Dree liked kids, and watching Maxence play with them was just stinkin’ cute.
Dree asked the sisters, “You think he has a true calling to the priesthood?”
Ndaya widened her eyes at Dree. “Have you ever heard him speak the word of God during the Mass?”
Dree looked back at Maxence’s divine patience with the toddlers who appeared to be trying to stomp him to death. “Yeah, I have.”
“Then, you know why.”
Yeah, she did.
Chapter Twenty-Four
Prayer III
Maxence
Maxence spread his arms out from his sides and opened his heart and his soul to God.
A small spotlight cast a cone of white light upon the crucifix nailed to the wall in the dim closet. His clothes hung on the rails on the sides, forming a fluttering tunnel that led to his tiny altar that emanated scents of lavender and clean linen. The closed door behind him blocked out the rest of the world and any shuddering sounds.

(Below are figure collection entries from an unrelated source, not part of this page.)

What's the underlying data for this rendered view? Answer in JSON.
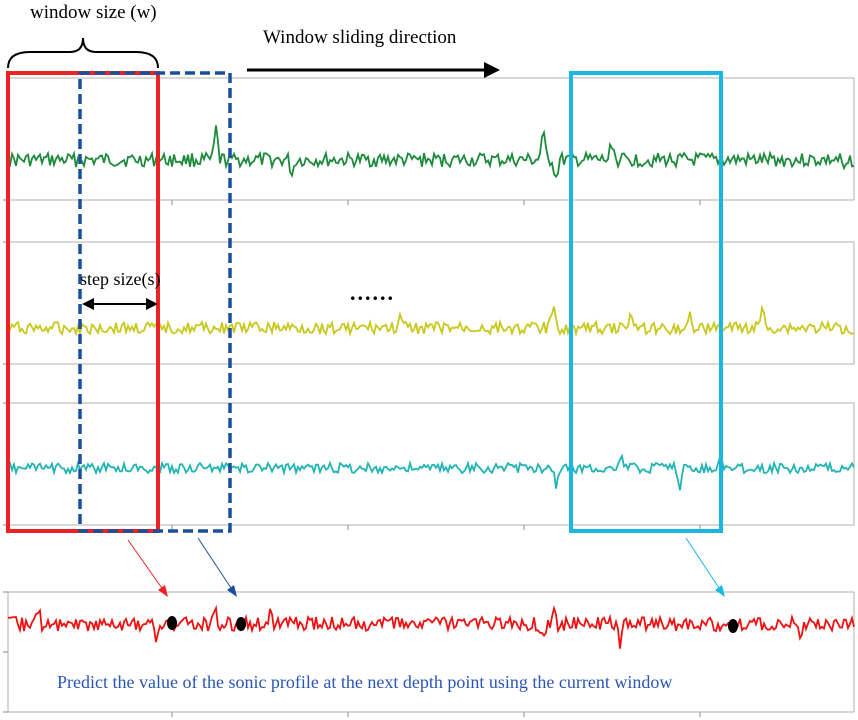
{
  "labels": {
    "window_size": "window size (w)",
    "sliding_direction": "Window sliding direction",
    "step_size": "step size(s)",
    "ellipsis": "......",
    "caption": "Predict the value of the sonic profile at the next depth point using the current window"
  },
  "colors": {
    "panel_border": "#b0b0b0",
    "track_1": "#1e8a3c",
    "track_2": "#c8c81e",
    "track_3": "#22b4b4",
    "target_track": "#ee1111",
    "window_current": "#ee2222",
    "window_next": "#1a4fa0",
    "window_later": "#1ab8e0",
    "caption": "#2a55b5",
    "marker": "#000000"
  },
  "tracks": [
    {
      "name": "track-1",
      "color_key": "track_1"
    },
    {
      "name": "track-2",
      "color_key": "track_2"
    },
    {
      "name": "track-3",
      "color_key": "track_3"
    }
  ],
  "windows": [
    {
      "name": "current-window",
      "color_key": "window_current",
      "style": "solid"
    },
    {
      "name": "next-window",
      "color_key": "window_next",
      "style": "dashed"
    },
    {
      "name": "later-window",
      "color_key": "window_later",
      "style": "solid"
    }
  ]
}
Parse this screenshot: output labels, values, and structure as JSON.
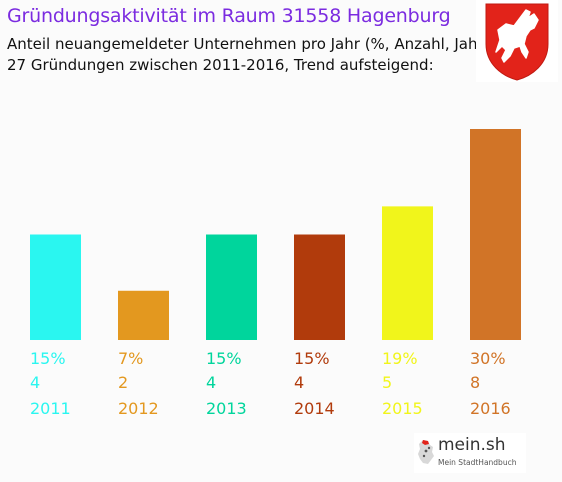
{
  "header": {
    "title": "Gründungsaktivität im Raum 31558 Hagenburg",
    "subtitle_line1": "Anteil neuangemeldeter Unternehmen pro Jahr (%, Anzahl, Jahr)",
    "subtitle_line2": "27 Gründungen zwischen 2011-2016, Trend aufsteigend:"
  },
  "crest": {
    "icon": "white-horse-on-red-shield-icon",
    "color": "#e2231a"
  },
  "branding": {
    "name": "mein.sh",
    "tagline": "Mein StadtHandbuch"
  },
  "chart_data": {
    "type": "bar",
    "categories": [
      "2011",
      "2012",
      "2013",
      "2014",
      "2015",
      "2016"
    ],
    "values": [
      15,
      7,
      15,
      15,
      19,
      30
    ],
    "percent_labels": [
      "15%",
      "7%",
      "15%",
      "15%",
      "19%",
      "30%"
    ],
    "counts": [
      "4",
      "2",
      "4",
      "4",
      "5",
      "8"
    ],
    "colors": [
      "#2af6f0",
      "#e3981f",
      "#00d59c",
      "#b13b0c",
      "#f1f51b",
      "#d17427"
    ],
    "ylim": [
      0,
      30
    ],
    "grid": false,
    "axes": false
  }
}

The carpet was rough under his
bare knees.
The dark air was cool on his naked skin.
He was as vulnerable as the day he was born, and his heart begged God or Jesus or Mary and all the saints to intercede, desperate for clarity or strength or anything else they had to offer
He delved into his soul, looking for answers.
His fate was in their hands.
His faith was in their hands.
Still, he found nothing.
Maybe that’s what they had given him.
Maybe the nothingness was God’s answer.
Chapter Twenty-Five
Taking Notes
Dree
Sometime after midnight, Dree’s phone buzzed.
The contact name was Auggie, and it read, Take notes.
Dree washed her face and applied lipstick. She was still wearing her work clothes from earlier, which meant a sexy-professional dress.
She’d finally learned her way through the palace to Maxence’s apartment.
At his door, she checked to see if anybody was in the gilded hallway and listened in case somebody was coming around a corner. When the air was quiet and still, she slipped the key from her little satchel-bag and clicked the lock.
Even though the door looked impossibly heavy, it opened to her light touch.
She stepped into the dim room.
Bright light came from the open door and hallway behind her. Her pear-shaped shadow slithered on the thick carpeting.
Small lamps no more luminous than candlelight flickered on the piano and coffee table, but they were wan stars in the darkness. A few more always danced in his bedroom.
She took a few more steps into the room.
The door behind her slammed and clicked, locking.